The second count alleges MDOT would be taking the Doerings’ property, which MDOT said is not true, and that even if it were, MDOT has the right to take property by eminent domain “as it deems necessary” to improve state highways.

In the plaintiffs’ objection, made in Lincoln County Superior Court — although MDOT’s motion was made in the Portland Business Court — Hark challenged MDOT’s assertion that the court does not have the legal authority to act in favor of the plaintiffs. He cited legal authority that the court does have jurisdiction; and he said his clients have standing since the Maine Sensible Transportation Policy Act was enacted with the intention to impose on MDOT a public participation duty for eminent domain taking.

 He also claimed that the “irreparable injury” his clients will suffer is procedural, and that the Haggett showroom property on Water Street was taken by a “flawed eminent domain process.”
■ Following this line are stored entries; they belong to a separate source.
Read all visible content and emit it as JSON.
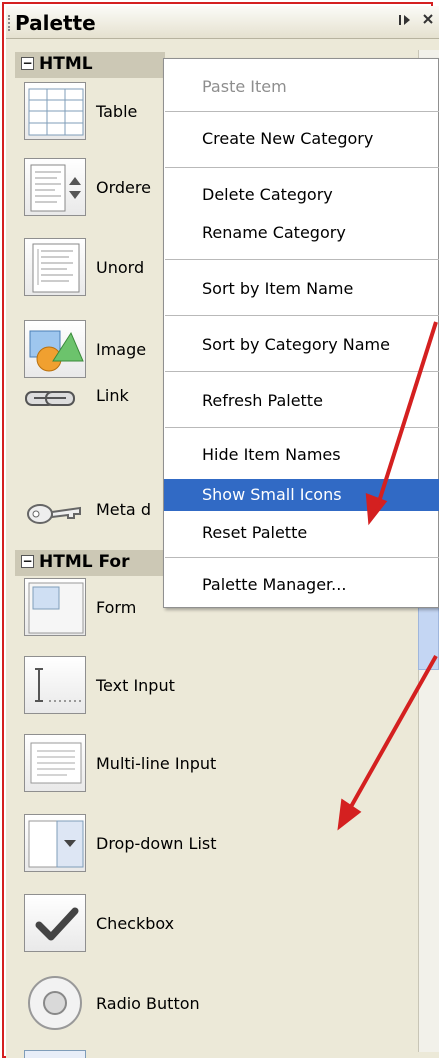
{
  "palette": {
    "title": "Palette",
    "dock_icon": "dock-icon",
    "close_icon": "close-icon"
  },
  "categories": [
    {
      "label": "HTML",
      "expanded": true
    },
    {
      "label": "HTML For",
      "expanded": true
    }
  ],
  "html_items": [
    {
      "label": "Table",
      "icon": "table-icon"
    },
    {
      "label": "Ordere",
      "icon": "ordered-list-icon"
    },
    {
      "label": "Unord",
      "icon": "unordered-list-icon"
    },
    {
      "label": "Image",
      "icon": "image-icon"
    },
    {
      "label": "Link",
      "icon": "link-icon"
    },
    {
      "label": "Meta d",
      "icon": "key-icon"
    }
  ],
  "form_items": [
    {
      "label": "Form",
      "icon": "form-icon"
    },
    {
      "label": "Text Input",
      "icon": "text-input-icon"
    },
    {
      "label": "Multi-line Input",
      "icon": "multiline-input-icon"
    },
    {
      "label": "Drop-down List",
      "icon": "dropdown-list-icon"
    },
    {
      "label": "Checkbox",
      "icon": "checkbox-icon"
    },
    {
      "label": "Radio Button",
      "icon": "radio-button-icon"
    }
  ],
  "context_menu": {
    "items": [
      {
        "label": "Paste Item",
        "disabled": true
      },
      {
        "label": "Create New Category"
      },
      {
        "label": "Delete Category"
      },
      {
        "label": "Rename Category"
      },
      {
        "label": "Sort by Item Name"
      },
      {
        "label": "Sort by Category Name"
      },
      {
        "label": "Refresh Palette"
      },
      {
        "label": "Hide Item Names"
      },
      {
        "label": "Show Small Icons",
        "selected": true
      },
      {
        "label": "Reset Palette"
      },
      {
        "label": "Palette Manager..."
      }
    ]
  },
  "colors": {
    "panel_bg": "#ece9d8",
    "category_bg": "#ccc8b5",
    "menu_selection": "#316ac5",
    "annotation_red": "#d42020"
  }
}
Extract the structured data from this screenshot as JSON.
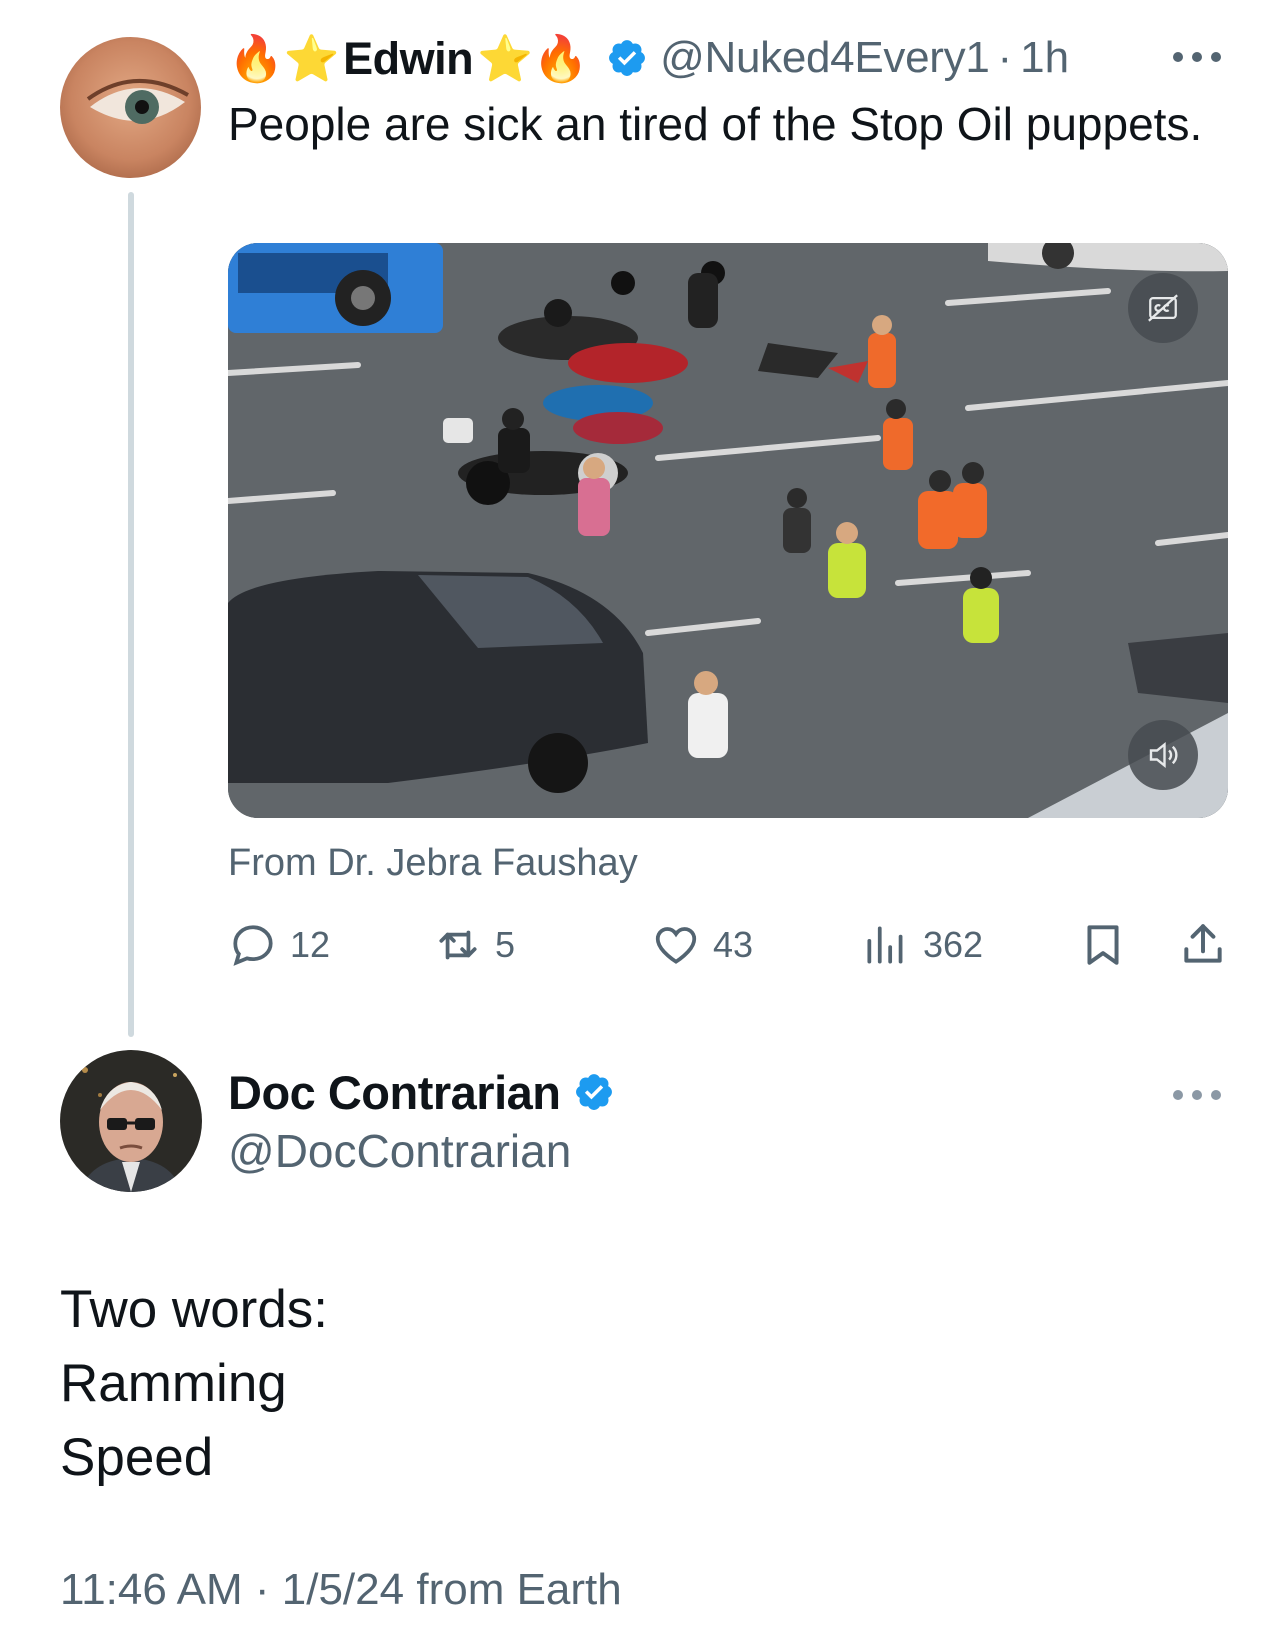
{
  "parent_tweet": {
    "display_name": "Edwin",
    "emoji_prefix": "🔥⭐",
    "emoji_suffix": "⭐🔥",
    "handle": "@Nuked4Every1",
    "separator": "·",
    "time": "1h",
    "text": "People are sick an tired of the Stop Oil puppets.",
    "media_source": "From Dr. Jebra Faushay",
    "stats": {
      "replies": "12",
      "reposts": "5",
      "likes": "43",
      "views": "362"
    }
  },
  "reply_tweet": {
    "display_name": "Doc Contrarian",
    "handle": "@DocContrarian",
    "body_lines": [
      "Two words:",
      "Ramming",
      "Speed"
    ],
    "timestamp": "11:46 AM",
    "separator": "·",
    "date": "1/5/24",
    "source": "from Earth"
  },
  "icons": {
    "verified": "verified-badge-icon",
    "reply": "reply-icon",
    "repost": "repost-icon",
    "like": "heart-icon",
    "views": "views-icon",
    "bookmark": "bookmark-icon",
    "share": "share-icon",
    "captions": "captions-off-icon",
    "mute": "volume-icon"
  },
  "colors": {
    "text_primary": "#0f1419",
    "text_secondary": "#536471",
    "verified_blue": "#1d9bf0",
    "thread_line": "#cfd9de"
  }
}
The third count involves an Oct. 31, 2016 letter of intent in which MDOT agrees to work collaboratively with the town, and if the town were to decide to add features to the downtown project at the town’s own expense, MDOT agreed it would add the work to design plans to save the town money for its part of the project. The plaintiffs alleged the letter was an “illegal expenditure of funds without legislative approval by a town meeting vote.” MDOT stated that the letter does not obligate the town to pay for anything, and therefore the town could not be harmed by it.

Counts IV, V, and VI allege MDOT failed to comply with the town’s Historic Preservation Ordinance, Site Plan Review Ordinance and Comprehensive Plan. MDOT stated that as private taxpayers, even if those allegations were true, which MDOT disputes, the plaintiffs would not have standing to sue – the town would have to do it, and it is not a party to the lawsuit.
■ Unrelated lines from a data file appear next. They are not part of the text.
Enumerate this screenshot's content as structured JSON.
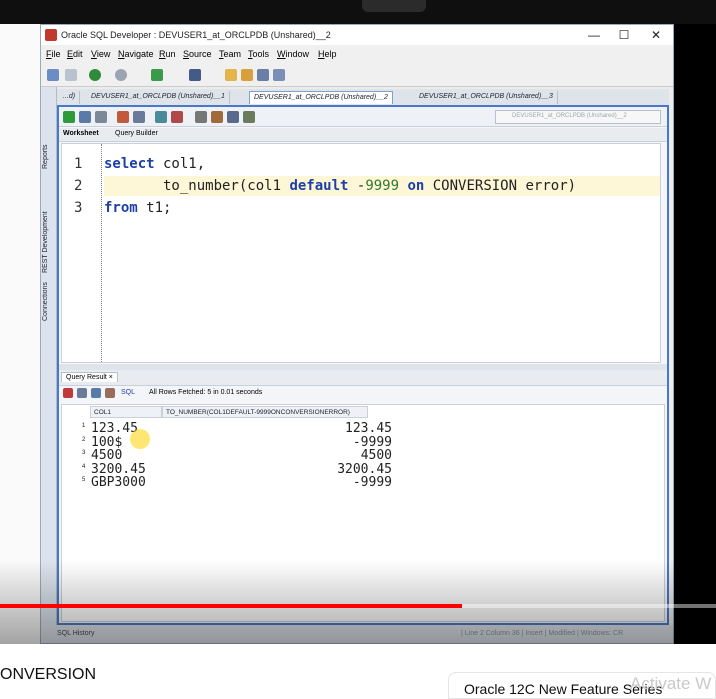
{
  "window": {
    "title": "Oracle SQL Developer : DEVUSER1_at_ORCLPDB (Unshared)__2",
    "controls": [
      "—",
      "☐",
      "✕"
    ]
  },
  "menu": [
    "File",
    "Edit",
    "View",
    "Navigate",
    "Run",
    "Source",
    "Team",
    "Tools",
    "Window",
    "Help"
  ],
  "doc_tabs": [
    {
      "label": "...d)"
    },
    {
      "label": "DEVUSER1_at_ORCLPDB (Unshared)__1"
    },
    {
      "label": "DEVUSER1_at_ORCLPDB (Unshared)__2"
    },
    {
      "label": "DEVUSER1_at_ORCLPDB (Unshared)__3"
    }
  ],
  "side_tabs": [
    "Reports",
    "REST Development",
    "Connections"
  ],
  "editor": {
    "connection": "DEVUSER1_at_ORCLPDB (Unshared)__2",
    "subtabs": [
      "Worksheet",
      "Query Builder"
    ],
    "lines": [
      {
        "n": "1",
        "parts": [
          {
            "t": "select",
            "c": "kw"
          },
          {
            "t": " col1,",
            "c": ""
          }
        ]
      },
      {
        "n": "2",
        "parts": [
          {
            "t": "       to_number(col1 ",
            "c": ""
          },
          {
            "t": "default",
            "c": "kw"
          },
          {
            "t": " -",
            "c": ""
          },
          {
            "t": "9999",
            "c": "num"
          },
          {
            "t": " ",
            "c": ""
          },
          {
            "t": "on",
            "c": "kw"
          },
          {
            "t": " CONVERSION error)",
            "c": ""
          }
        ]
      },
      {
        "n": "3",
        "parts": [
          {
            "t": "from",
            "c": "kw"
          },
          {
            "t": " t1;",
            "c": ""
          }
        ]
      }
    ]
  },
  "result": {
    "tab_label": "Query Result",
    "sql_label": "SQL",
    "status": "All Rows Fetched: 5 in 0.01 seconds",
    "columns": [
      "COL1",
      "TO_NUMBER(COL1DEFAULT-9999ONCONVERSIONERROR)"
    ],
    "rows": [
      {
        "n": "1",
        "col1": "123.45",
        "val": "123.45"
      },
      {
        "n": "2",
        "col1": "100$",
        "val": "-9999"
      },
      {
        "n": "3",
        "col1": "4500",
        "val": "4500"
      },
      {
        "n": "4",
        "col1": "3200.45",
        "val": "3200.45"
      },
      {
        "n": "5",
        "col1": "GBP3000",
        "val": "-9999"
      }
    ]
  },
  "statusbar": {
    "left": "SQL History",
    "right": "| Line 2 Column 36  | Insert  | Modified | Windows: CR"
  },
  "video": {
    "progress": 0.645,
    "left_title": "ONVERSION",
    "series": "Oracle 12C New Feature Series",
    "watermark": "Activate W"
  },
  "colors": {
    "accent": "#4a78c8",
    "keyword": "#1c3fa8",
    "number": "#2f7a2a",
    "progress": "#ff0000"
  }
}
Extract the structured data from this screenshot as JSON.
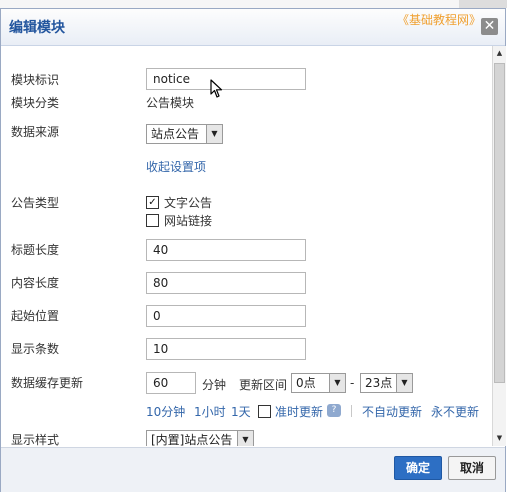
{
  "dialog": {
    "title": "编辑模块",
    "watermark": "《基础教程网》",
    "close_glyph": "✕"
  },
  "form": {
    "module_id": {
      "label": "模块标识",
      "value": "notice"
    },
    "module_category": {
      "label": "模块分类",
      "value": "公告模块"
    },
    "data_source": {
      "label": "数据来源",
      "selected": "站点公告"
    },
    "collapse_link": "收起设置项",
    "notice_type": {
      "label": "公告类型",
      "options": [
        {
          "label": "文字公告",
          "checked": true
        },
        {
          "label": "网站链接",
          "checked": false
        }
      ]
    },
    "title_length": {
      "label": "标题长度",
      "value": "40"
    },
    "content_length": {
      "label": "内容长度",
      "value": "80"
    },
    "start_position": {
      "label": "起始位置",
      "value": "0"
    },
    "display_count": {
      "label": "显示条数",
      "value": "10"
    },
    "cache_update": {
      "label": "数据缓存更新",
      "value": "60",
      "unit": "分钟",
      "range_label": "更新区间",
      "range_from": "0点",
      "range_sep": "-",
      "range_to": "23点",
      "quick_links": [
        "10分钟",
        "1小时",
        "1天"
      ],
      "scheduled_label": "准时更新",
      "scheduled_checked": false,
      "no_auto_update": "不自动更新",
      "never_update": "永不更新"
    },
    "display_style": {
      "label": "显示样式",
      "selected": "[内置]站点公告"
    }
  },
  "footer": {
    "confirm_label": "确定",
    "cancel_label": "取消"
  },
  "icons": {
    "check_glyph": "✓",
    "dropdown_glyph": "▼",
    "help_glyph": "?",
    "scroll_up_glyph": "▲",
    "scroll_down_glyph": "▼"
  },
  "colors": {
    "title": "#22559e",
    "link": "#3366aa",
    "primary_button": "#2d6fc4",
    "watermark": "#f0a030"
  }
}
Until the plan is complete, former Town Planner Ben Averill said in July, there could be no certificate of appropriateness or site plan to pursue and the comprehensive plan is not a legal document, like the town ordinances, but a visionary document.
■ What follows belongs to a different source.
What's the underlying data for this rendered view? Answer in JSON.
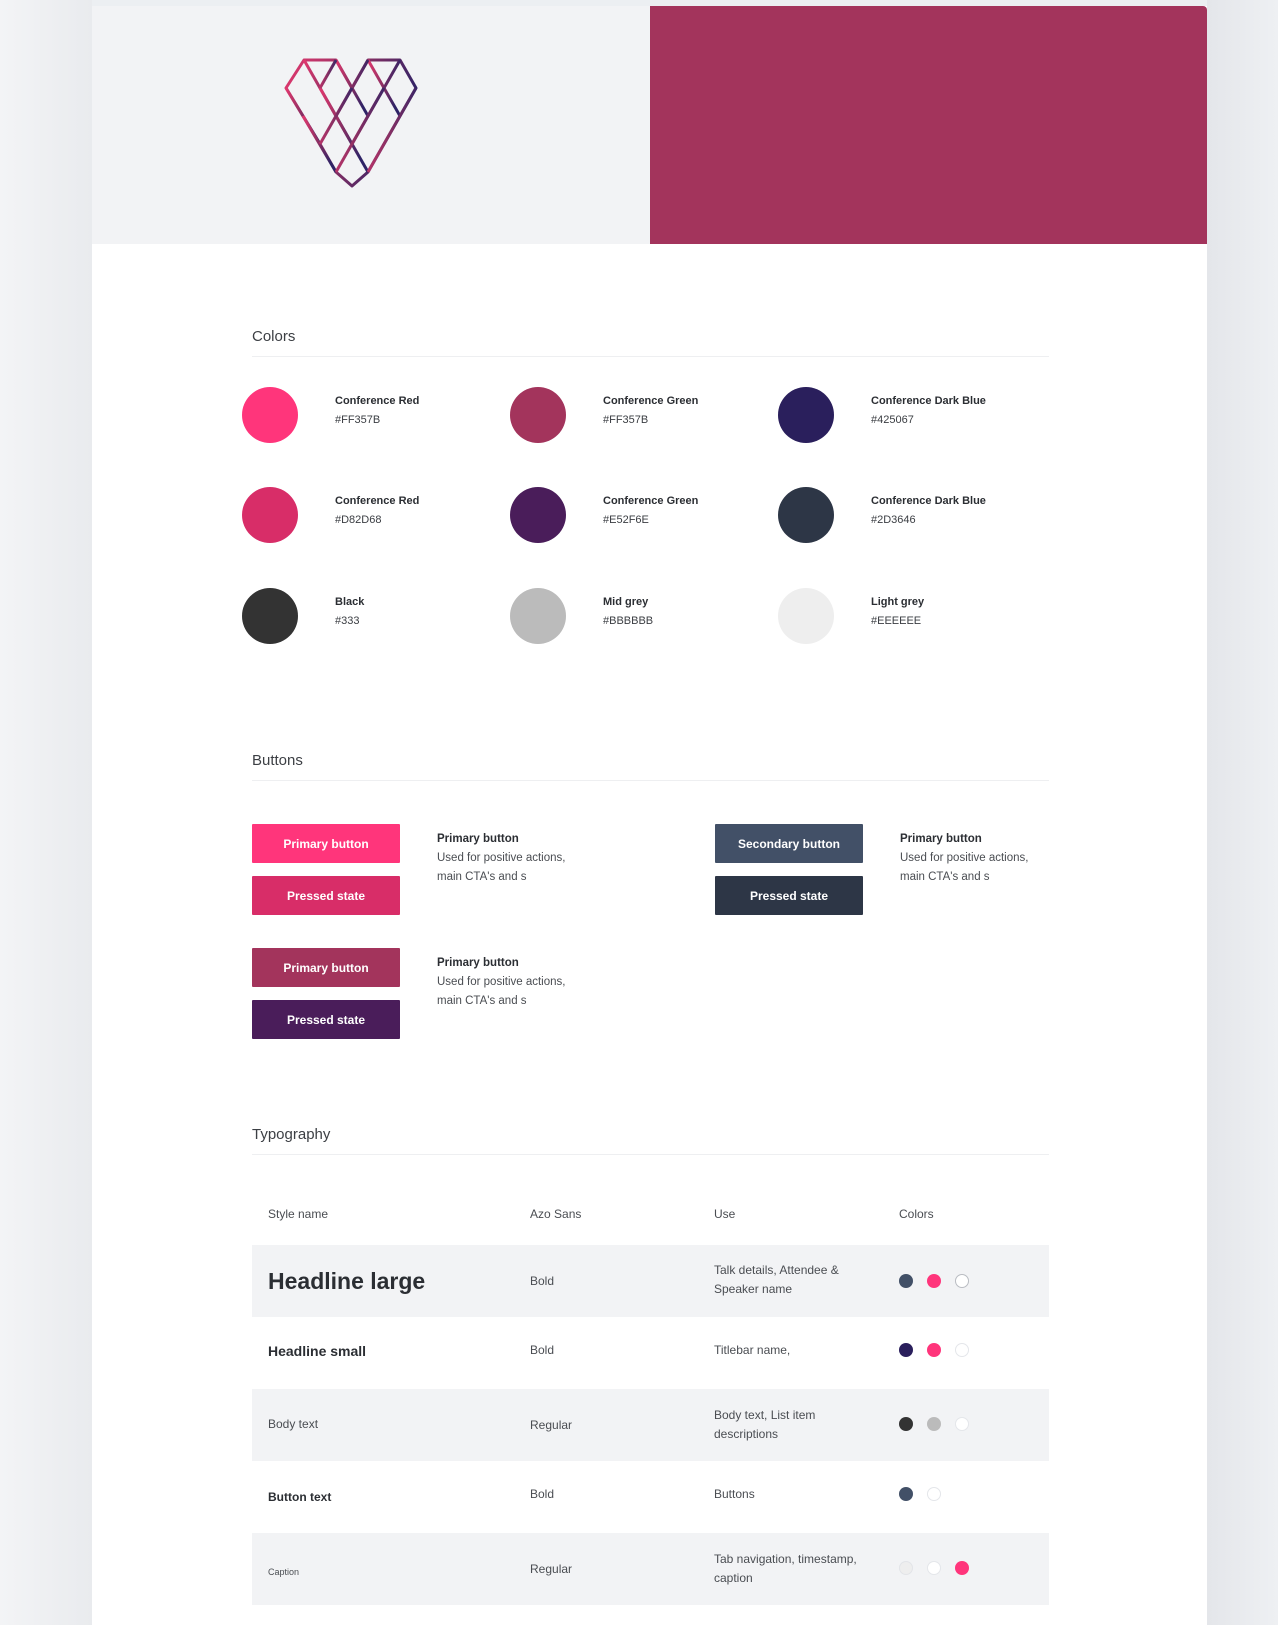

Count VII alleges MDOT’s taking of the plaintiffs’ property would deprive the plaintiffs of their “procedural and constitutional rights.” MDOT reiterated, it would not be taking the plaintiffs’ property.

Count VIII states MDOT is causing the plaintiffs to be deprived of their constitutional due process rights by taking their property by eminent domain. MDOT states once again that it would not be taking the plaintiffs’ property. The response by Hark countered that the Doerings own their property to the center line of the road, and even if that were set aside because the road is a state highway, there should be a historic preservation of the street scape.

Finally, in Count IX, the plaintiffs claim MDOT does not have the requisite right, title and interest to construct the project.  MDOT countered that it owned some of the areas, but it is not legally required to own all of the areas. “There are many miles of state highways that were laid out by local government prior to the state highway designation,” MDOT said in its motion. Furthermore, it said, the plaintiffs do not have standing to demand that MDOT demonstrate it has the rights and titles.

MDOT stated that neither the judiciary, nor the legislature, have the legal right to decide the design of a state highway project, since it would violate the separation of powers. MDOT is in the executive branch. “In their zeal to stop the project, the plaintiffs would have the Court overstep those bounds,” the lawyer for MDOT, Nathaniel Rosenblatt, wrote.

Hark disputes that assertion. He wrote that even in the case law Rosenblatt cited, the judge in that case found that judicial review was consistent with constitutional limitations.